Bandite, inoltre, le telefonate di sollecito preregistrate, l’invio di plichi recanti scritte riconducibili al recupero crediti, e l’affissione di avvisi di mora sulla porta del domicilio del debitore che siano visibili a terzi.

I poteri concretamente a disposizione della società di recupero crediti sono inerenti i contatti telefonici, l’invio di lettere di diffida e l’avvio di una procedura di saldo e stralcio.

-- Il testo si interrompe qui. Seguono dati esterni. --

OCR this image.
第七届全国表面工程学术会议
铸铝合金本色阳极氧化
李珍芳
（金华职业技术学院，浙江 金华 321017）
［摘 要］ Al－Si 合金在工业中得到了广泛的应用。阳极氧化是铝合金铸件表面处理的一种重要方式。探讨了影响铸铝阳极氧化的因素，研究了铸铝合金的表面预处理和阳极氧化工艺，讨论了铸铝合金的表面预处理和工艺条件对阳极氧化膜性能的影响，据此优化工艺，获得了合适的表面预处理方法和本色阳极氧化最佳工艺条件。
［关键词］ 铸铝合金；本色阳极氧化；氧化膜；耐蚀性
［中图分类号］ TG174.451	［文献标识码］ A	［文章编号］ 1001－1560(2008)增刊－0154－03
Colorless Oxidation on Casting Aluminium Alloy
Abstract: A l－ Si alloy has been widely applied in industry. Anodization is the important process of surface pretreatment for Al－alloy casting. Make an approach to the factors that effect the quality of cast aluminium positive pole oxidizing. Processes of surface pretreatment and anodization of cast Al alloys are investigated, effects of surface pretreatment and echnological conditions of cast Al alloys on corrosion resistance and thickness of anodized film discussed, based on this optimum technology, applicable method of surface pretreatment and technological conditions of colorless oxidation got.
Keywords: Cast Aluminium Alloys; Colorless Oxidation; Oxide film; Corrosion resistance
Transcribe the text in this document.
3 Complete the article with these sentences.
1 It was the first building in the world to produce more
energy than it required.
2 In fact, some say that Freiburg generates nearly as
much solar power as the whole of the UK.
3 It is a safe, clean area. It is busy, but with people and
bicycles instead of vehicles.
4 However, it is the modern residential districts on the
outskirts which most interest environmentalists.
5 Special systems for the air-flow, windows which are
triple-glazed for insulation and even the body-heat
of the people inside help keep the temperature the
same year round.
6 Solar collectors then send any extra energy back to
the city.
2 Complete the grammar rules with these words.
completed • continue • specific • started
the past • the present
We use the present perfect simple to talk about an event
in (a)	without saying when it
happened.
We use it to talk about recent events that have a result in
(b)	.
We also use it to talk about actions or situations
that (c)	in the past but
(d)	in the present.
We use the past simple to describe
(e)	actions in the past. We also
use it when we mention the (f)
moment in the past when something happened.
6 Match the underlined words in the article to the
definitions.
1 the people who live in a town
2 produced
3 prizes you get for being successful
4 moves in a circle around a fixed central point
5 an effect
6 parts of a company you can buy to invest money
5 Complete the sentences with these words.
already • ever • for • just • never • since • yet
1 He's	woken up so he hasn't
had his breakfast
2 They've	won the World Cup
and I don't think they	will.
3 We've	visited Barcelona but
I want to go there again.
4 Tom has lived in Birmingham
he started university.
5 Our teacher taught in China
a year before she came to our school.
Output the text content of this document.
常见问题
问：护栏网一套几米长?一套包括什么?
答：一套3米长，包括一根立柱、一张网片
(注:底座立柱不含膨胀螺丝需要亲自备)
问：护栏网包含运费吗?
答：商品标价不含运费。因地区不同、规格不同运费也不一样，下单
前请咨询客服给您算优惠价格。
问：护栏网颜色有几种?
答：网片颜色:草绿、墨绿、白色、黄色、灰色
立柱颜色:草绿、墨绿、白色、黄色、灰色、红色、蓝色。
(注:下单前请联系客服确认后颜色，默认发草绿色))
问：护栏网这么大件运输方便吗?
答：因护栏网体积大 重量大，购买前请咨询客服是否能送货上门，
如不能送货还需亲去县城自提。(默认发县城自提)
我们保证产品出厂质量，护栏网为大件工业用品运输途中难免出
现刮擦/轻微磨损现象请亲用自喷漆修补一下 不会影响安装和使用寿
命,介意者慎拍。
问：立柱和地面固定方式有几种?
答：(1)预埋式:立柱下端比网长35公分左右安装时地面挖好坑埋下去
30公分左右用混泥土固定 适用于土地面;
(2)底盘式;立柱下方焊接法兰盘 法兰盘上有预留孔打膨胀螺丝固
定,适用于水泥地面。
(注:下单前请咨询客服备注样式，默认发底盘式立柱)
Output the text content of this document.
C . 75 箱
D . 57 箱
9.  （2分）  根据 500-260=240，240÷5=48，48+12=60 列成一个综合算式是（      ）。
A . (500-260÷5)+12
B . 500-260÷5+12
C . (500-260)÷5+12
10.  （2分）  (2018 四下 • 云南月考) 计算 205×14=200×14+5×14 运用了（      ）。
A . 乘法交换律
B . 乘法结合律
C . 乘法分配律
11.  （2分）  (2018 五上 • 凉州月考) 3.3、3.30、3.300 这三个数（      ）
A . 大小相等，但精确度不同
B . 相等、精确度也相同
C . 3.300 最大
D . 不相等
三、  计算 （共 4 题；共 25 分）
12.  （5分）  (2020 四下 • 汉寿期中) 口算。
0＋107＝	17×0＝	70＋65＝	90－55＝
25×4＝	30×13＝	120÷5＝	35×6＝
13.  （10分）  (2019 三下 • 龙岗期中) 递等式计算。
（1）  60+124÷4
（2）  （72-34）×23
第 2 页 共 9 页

Queste invece non possono ricorrere al giudice né ottenere un decreto ingiuntivo.

Quali sono i diritti del debitore?

Tanto per cominciare, chiedere e ottenere il numero di telefono da cui lo ha contattato la società di recupero crediti, come pure nome e cognome dell’operatore con cui sta parlando, e del soggetto per conto del quale è stato chiamato.

Il debitore, inoltre, non deve subire chiamate insistenti ed in orari diversi da quelli di ufficio, né è tenuto ad aprire la porta al soggetto che bussa presentandosi come esattore della società di recupero crediti. Questo infatti non è un pubblico ufficiale.  

Cosa fare se la società lede il diritto alla privacy?

Rivolgersi all’apposito Garante consente l’adozione di sanzioni economiche, ma per ottenere il risarcimento danni è necessario coinvolgere il giudice civile.